Rich is in the boat with both parties in the US and with many Likutniks in Israel plus diverse Mafia types in Russia and elsewhere. Safire is one who is single handed driving the “annan scandal” – I just try to connect several dots.

President Bush, asked if he thought the investigation into Rich’s pardon should continue, burbled that it was “time to move on.” The Republicans are as wary of opening this can of worms as any die-hard Clintonista. The recent House hearings conducted by Dan Burton completely ignored the Israeli angle, while the Senate hearings made it clear, as Salon noted, that Clinton and Rich have reason to be optimistic: Bush’s opposition put a definite damper on the proceedings. The continuing cover-up of the Marc Rich outrage, as Arianna Huffington points out, is a bipartisan affair. While much is made of Jack Quinn, the supposed Svengali who hypnotized Clinton into pardoning his client against the advice of the White House legal staff, little is said about Lewis “Scooter” Libby, also one of Rich’s legal hired hands, who recruited Quinn to Rich’s cause – and then segued into position as Dick Cheney’s chief of staff. Then there’s David Bossie, Rep. Dan Burton’s chief investigator and a veteran of the impeachment hearings, who was hired by Quinn to brief him for his appearance before a House investigating committee this week – one that just happened to be chaired by Rep. Burton. What a coincidence!

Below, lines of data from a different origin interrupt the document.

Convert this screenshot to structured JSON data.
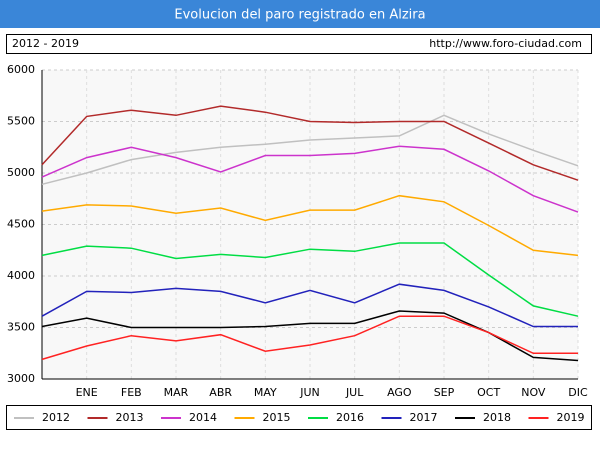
{
  "chart_data": {
    "type": "line",
    "title": "Evolucion del paro registrado en Alzira",
    "subtitle": "2012 - 2019",
    "source": "http://www.foro-ciudad.com",
    "categories": [
      null,
      "ENE",
      "FEB",
      "MAR",
      "ABR",
      "MAY",
      "JUN",
      "JUL",
      "AGO",
      "SEP",
      "OCT",
      "NOV",
      "DIC"
    ],
    "ylim": [
      3000,
      6000
    ],
    "yticks": [
      3000,
      3500,
      4000,
      4500,
      5000,
      5500,
      6000
    ],
    "grid": true,
    "series": [
      {
        "name": "2012",
        "color": "#c0c0c0",
        "values": [
          4890,
          5000,
          5130,
          5200,
          5250,
          5280,
          5320,
          5340,
          5360,
          5560,
          5380,
          5220,
          5070
        ]
      },
      {
        "name": "2013",
        "color": "#b22a2a",
        "values": [
          5080,
          5550,
          5610,
          5560,
          5650,
          5590,
          5500,
          5490,
          5500,
          5500,
          5290,
          5080,
          4930
        ]
      },
      {
        "name": "2014",
        "color": "#cc33cc",
        "values": [
          4960,
          5150,
          5250,
          5150,
          5010,
          5170,
          5170,
          5190,
          5260,
          5230,
          5020,
          4780,
          4620
        ]
      },
      {
        "name": "2015",
        "color": "#ffaa00",
        "values": [
          4630,
          4690,
          4680,
          4610,
          4660,
          4540,
          4640,
          4640,
          4780,
          4720,
          4490,
          4250,
          4200
        ]
      },
      {
        "name": "2016",
        "color": "#00dd44",
        "values": [
          4200,
          4290,
          4270,
          4170,
          4210,
          4180,
          4260,
          4240,
          4320,
          4320,
          4010,
          3710,
          3610
        ]
      },
      {
        "name": "2017",
        "color": "#2222bb",
        "values": [
          3610,
          3850,
          3840,
          3880,
          3850,
          3740,
          3860,
          3740,
          3920,
          3860,
          3700,
          3510,
          3510
        ]
      },
      {
        "name": "2018",
        "color": "#000000",
        "values": [
          3510,
          3590,
          3500,
          3500,
          3500,
          3510,
          3540,
          3540,
          3660,
          3640,
          3450,
          3210,
          3180
        ]
      },
      {
        "name": "2019",
        "color": "#ff2222",
        "values": [
          3190,
          3320,
          3420,
          3370,
          3430,
          3270,
          3330,
          3420,
          3610,
          3610,
          3450,
          3250,
          3250
        ]
      }
    ]
  }
}
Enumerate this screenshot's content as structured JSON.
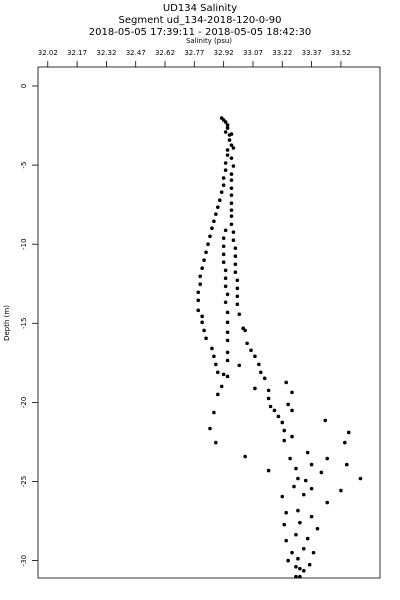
{
  "chart_data": {
    "type": "scatter",
    "title": "UD134 Salinity",
    "subtitle": [
      "Segment ud_134-2018-120-0-90",
      "2018-05-05 17:39:11 - 2018-05-05 18:42:30"
    ],
    "x_label": "Salinity (psu)",
    "y_label": "Depth (m)",
    "color": "#000000",
    "xlim": [
      31.97,
      33.72
    ],
    "ylim": [
      -31.1,
      1.2
    ],
    "xticks": [
      32.02,
      32.17,
      32.32,
      32.47,
      32.62,
      32.77,
      32.92,
      33.07,
      33.22,
      33.37,
      33.52
    ],
    "yticks": [
      0,
      -5,
      -10,
      -15,
      -20,
      -25,
      -30
    ],
    "x": [
      32.91,
      32.92,
      32.93,
      32.94,
      32.94,
      32.93,
      32.95,
      32.96,
      32.95,
      32.96,
      32.94,
      32.97,
      32.94,
      32.96,
      32.93,
      32.97,
      32.93,
      32.96,
      32.92,
      32.96,
      32.92,
      32.96,
      32.91,
      32.96,
      32.9,
      32.96,
      32.89,
      32.96,
      32.88,
      32.96,
      32.87,
      32.96,
      32.86,
      32.93,
      32.97,
      32.85,
      32.92,
      32.97,
      32.84,
      32.92,
      32.98,
      32.83,
      32.92,
      32.98,
      32.82,
      32.92,
      32.98,
      32.81,
      32.93,
      32.98,
      32.8,
      32.93,
      32.99,
      32.8,
      32.93,
      32.99,
      32.79,
      32.94,
      32.99,
      32.79,
      32.93,
      32.99,
      32.79,
      32.94,
      33.0,
      32.81,
      32.81,
      32.94,
      33.02,
      32.82,
      32.94,
      33.03,
      32.83,
      32.94,
      33.04,
      32.86,
      33.06,
      32.94,
      32.87,
      33.08,
      32.94,
      32.88,
      33.1,
      33.0,
      32.89,
      33.11,
      32.92,
      32.94,
      33.13,
      33.24,
      32.91,
      33.15,
      33.27,
      33.08,
      32.89,
      33.15,
      33.25,
      33.16,
      32.87,
      33.18,
      33.27,
      33.2,
      33.22,
      33.44,
      32.85,
      33.23,
      33.56,
      33.27,
      32.88,
      33.23,
      33.54,
      33.35,
      33.03,
      33.26,
      33.45,
      33.37,
      33.55,
      33.15,
      33.29,
      33.42,
      33.3,
      33.34,
      33.62,
      33.28,
      33.37,
      33.52,
      33.22,
      33.33,
      33.45,
      33.24,
      33.3,
      33.37,
      33.31,
      33.4,
      33.23,
      33.29,
      33.35,
      33.24,
      33.33,
      33.27,
      33.38,
      33.3,
      33.25,
      33.36,
      33.29,
      33.31,
      33.33,
      33.29,
      33.31
    ],
    "values": [
      -2.03,
      -2.15,
      -2.28,
      -2.47,
      -2.66,
      -2.91,
      -3.1,
      -3.04,
      -3.42,
      -3.74,
      -4.05,
      -3.92,
      -4.37,
      -4.56,
      -4.87,
      -5.06,
      -5.32,
      -5.57,
      -5.82,
      -5.95,
      -6.27,
      -6.46,
      -6.71,
      -6.9,
      -7.22,
      -7.41,
      -7.66,
      -7.85,
      -8.1,
      -8.23,
      -8.55,
      -8.74,
      -8.99,
      -9.12,
      -9.24,
      -9.5,
      -9.62,
      -9.75,
      -10.0,
      -10.13,
      -10.25,
      -10.51,
      -10.64,
      -10.76,
      -11.01,
      -11.14,
      -11.27,
      -11.52,
      -11.65,
      -11.77,
      -12.03,
      -12.15,
      -12.28,
      -12.53,
      -12.66,
      -12.79,
      -13.04,
      -13.17,
      -13.29,
      -13.55,
      -13.67,
      -13.8,
      -14.18,
      -14.31,
      -14.43,
      -14.56,
      -14.94,
      -14.94,
      -15.32,
      -15.45,
      -15.57,
      -15.45,
      -15.95,
      -16.08,
      -16.27,
      -16.59,
      -16.71,
      -16.84,
      -17.09,
      -17.09,
      -17.35,
      -17.6,
      -17.6,
      -17.66,
      -18.1,
      -18.1,
      -18.23,
      -18.36,
      -18.48,
      -18.74,
      -18.99,
      -19.24,
      -19.37,
      -19.12,
      -19.5,
      -19.75,
      -20.13,
      -20.26,
      -20.64,
      -20.51,
      -20.51,
      -20.89,
      -21.27,
      -21.14,
      -21.65,
      -21.78,
      -21.9,
      -22.16,
      -22.54,
      -22.41,
      -22.54,
      -23.17,
      -23.42,
      -23.55,
      -23.55,
      -23.93,
      -23.93,
      -24.31,
      -24.18,
      -24.43,
      -24.81,
      -24.94,
      -24.81,
      -25.32,
      -25.45,
      -25.57,
      -25.95,
      -25.83,
      -26.33,
      -26.97,
      -26.84,
      -27.22,
      -27.6,
      -27.98,
      -27.73,
      -28.36,
      -28.61,
      -28.74,
      -29.25,
      -29.5,
      -29.5,
      -29.88,
      -30.0,
      -30.26,
      -30.39,
      -30.51,
      -30.64,
      -31.02,
      -31.02
    ]
  }
}
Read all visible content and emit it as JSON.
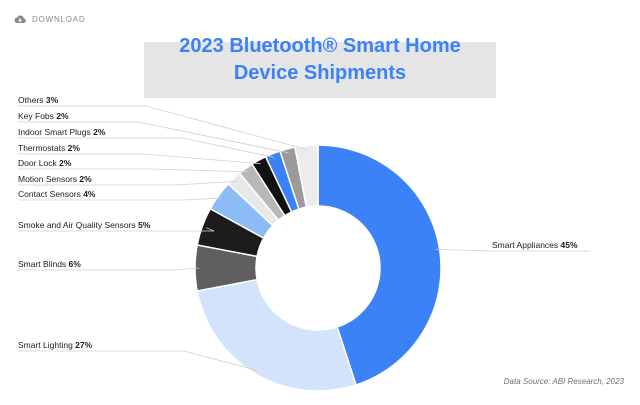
{
  "download_label": "DOWNLOAD",
  "title_line1": "2023 Bluetooth® Smart Home",
  "title_line2": "Device Shipments",
  "source": "Data Source: ABI Research, 2023",
  "colors": {
    "title": "#3b82f6",
    "header_band": "#e5e5e5"
  },
  "chart_data": {
    "type": "pie",
    "style": "donut",
    "title": "2023 Bluetooth® Smart Home Device Shipments",
    "slices": [
      {
        "name": "Smart Appliances",
        "value": 45,
        "label": "45%",
        "color": "#3b82f6"
      },
      {
        "name": "Smart Lighting",
        "value": 27,
        "label": "27%",
        "color": "#d2e3fb"
      },
      {
        "name": "Smart Blinds",
        "value": 6,
        "label": "6%",
        "color": "#5f5f5f"
      },
      {
        "name": "Smoke and Air Quality Sensors",
        "value": 5,
        "label": "5%",
        "color": "#1c1c1c"
      },
      {
        "name": "Contact Sensors",
        "value": 4,
        "label": "4%",
        "color": "#8bbcf6"
      },
      {
        "name": "Motion Sensors",
        "value": 2,
        "label": "2%",
        "color": "#e8e8e8"
      },
      {
        "name": "Door Lock",
        "value": 2,
        "label": "2%",
        "color": "#b8b8b8"
      },
      {
        "name": "Thermostats",
        "value": 2,
        "label": "2%",
        "color": "#111111"
      },
      {
        "name": "Indoor Smart Plugs",
        "value": 2,
        "label": "2%",
        "color": "#3b82f6"
      },
      {
        "name": "Key Fobs",
        "value": 2,
        "label": "2%",
        "color": "#9a9a9a"
      },
      {
        "name": "Others",
        "value": 3,
        "label": "3%",
        "color": "#ececec"
      }
    ]
  }
}
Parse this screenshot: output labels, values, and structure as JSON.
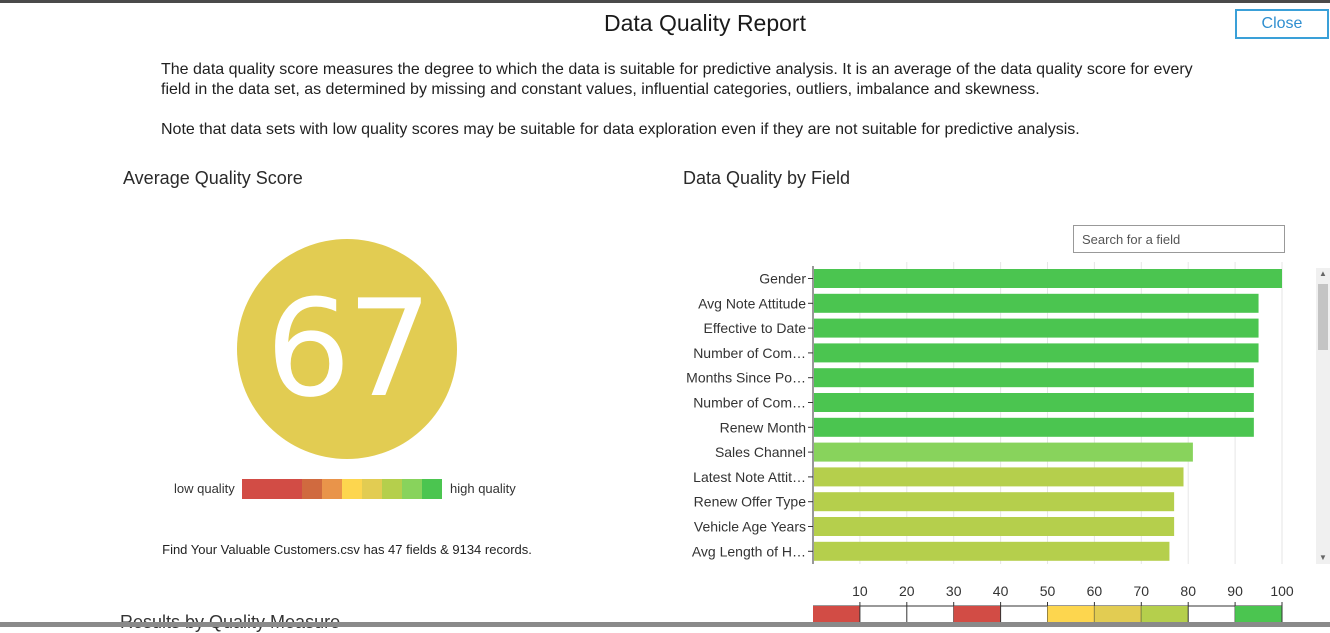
{
  "dialog": {
    "title": "Data Quality Report",
    "close_label": "Close",
    "description": [
      "The data quality score measures the degree to which the data is suitable for predictive analysis. It is an average of the data quality score for every field in the data set, as determined by missing and constant values, influential categories, outliers, imbalance and skewness.",
      "Note that data sets with low quality scores may be suitable for data exploration even if they are not suitable for predictive analysis."
    ]
  },
  "average": {
    "heading": "Average Quality Score",
    "score": "67",
    "score_color": "#e2cc52",
    "legend_low": "low quality",
    "legend_high": "high quality",
    "legend_colors": [
      "#d24c45",
      "#d24c45",
      "#d24c45",
      "#d06a3f",
      "#e9944a",
      "#fdd64e",
      "#e2cc52",
      "#b5cf4c",
      "#88d35c",
      "#4bc550"
    ],
    "records_text": "Find Your Valuable Customers.csv has 47 fields & 9134 records.",
    "next_section": "Results by Quality Measure"
  },
  "by_field": {
    "heading": "Data Quality by Field",
    "search_placeholder": "Search for a field"
  },
  "chart_data": {
    "type": "bar",
    "orientation": "horizontal",
    "categories": [
      "Gender",
      "Avg Note Attitude",
      "Effective to Date",
      "Number of Com…",
      "Months Since Po…",
      "Number of Com…",
      "Renew Month",
      "Sales Channel",
      "Latest Note Attit…",
      "Renew Offer Type",
      "Vehicle Age Years",
      "Avg Length of H…"
    ],
    "values": [
      100,
      95,
      95,
      95,
      94,
      94,
      94,
      81,
      79,
      77,
      77,
      76
    ],
    "bar_colors": [
      "#4bc550",
      "#4bc550",
      "#4bc550",
      "#4bc550",
      "#4bc550",
      "#4bc550",
      "#4bc550",
      "#88d35c",
      "#b5cf4c",
      "#b5cf4c",
      "#b5cf4c",
      "#b5cf4c"
    ],
    "xlim": [
      0,
      100
    ],
    "xticks": [
      10,
      20,
      30,
      40,
      50,
      60,
      70,
      80,
      90,
      100
    ],
    "grid": true,
    "band_colors": [
      "#d24c45",
      "#ffffff",
      "#ffffff",
      "#d24c45",
      "#ffffff",
      "#fdd64e",
      "#e2cc52",
      "#b5cf4c",
      "#ffffff",
      "#4bc550"
    ]
  }
}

MARC RICH: TREASON IS THE REASON

Posted by: b | Dec 13 2004 21:30 utc | 4

I’m with y’all. It will be interesting to see whether and how this develops.

Posted by: ralphbon | Dec 13 2004 22:50 utc | 5

(I previewed this and the formatting was funky. Apologies in advance.)
Hi, I haven’t been around much anymore, but I wanted to draw your attention to the nominations for the Koufax Awards for the best left-wing blogging.
Ok, confession time. The Koufax brought me–and perhaps a swarm of people–to the Whiskey Bar in the first place. Maybe his award was a bad thing for Billmon, the beginning of the end, but I’m inclined to think that writing as meteoric as Billmon’s was was bound to meet its limiting point.
Still, Billmon was doing incredible work this year, work that deserves to get recognized. I’ve nominated his “Wild Blue Yonder” post on economic trends for the “Best Post” category, but that choice was based on a briefish scan of the archives. So much was good, so if you guys and gals can come up with more, specific examples of what deserves rewards in Billmon’s oeuvre, please go to the nomination site and remind the forgetful bloggers of what we’re missing.
Maybe an award will bring him back. I doubt for long, though.

Posted by: Jackmormon | Dec 14 2004 3:31 utc | 6

Marc Rich is one of trail markers in the Bush-Clinton-Bush Connection that you don’t much read about unless you hit some of the so-called tin foil hat sites. 😉 But we’re not supposed to speak of the endemic corruption in many if not all of US executive branches since who know’s when. Nope. We’re not supposed to speak of such things ever.
😉

Posted by: Kate_Storm | Dec 14 2004 4:44 utc | 7

Kate, you can’t believe it is possible now to even get IN to the executive branch without all the proper (corrupt) connections. So you can blame the folks who are IN there, but I blame those who put them there. (Not talking about voters here either.)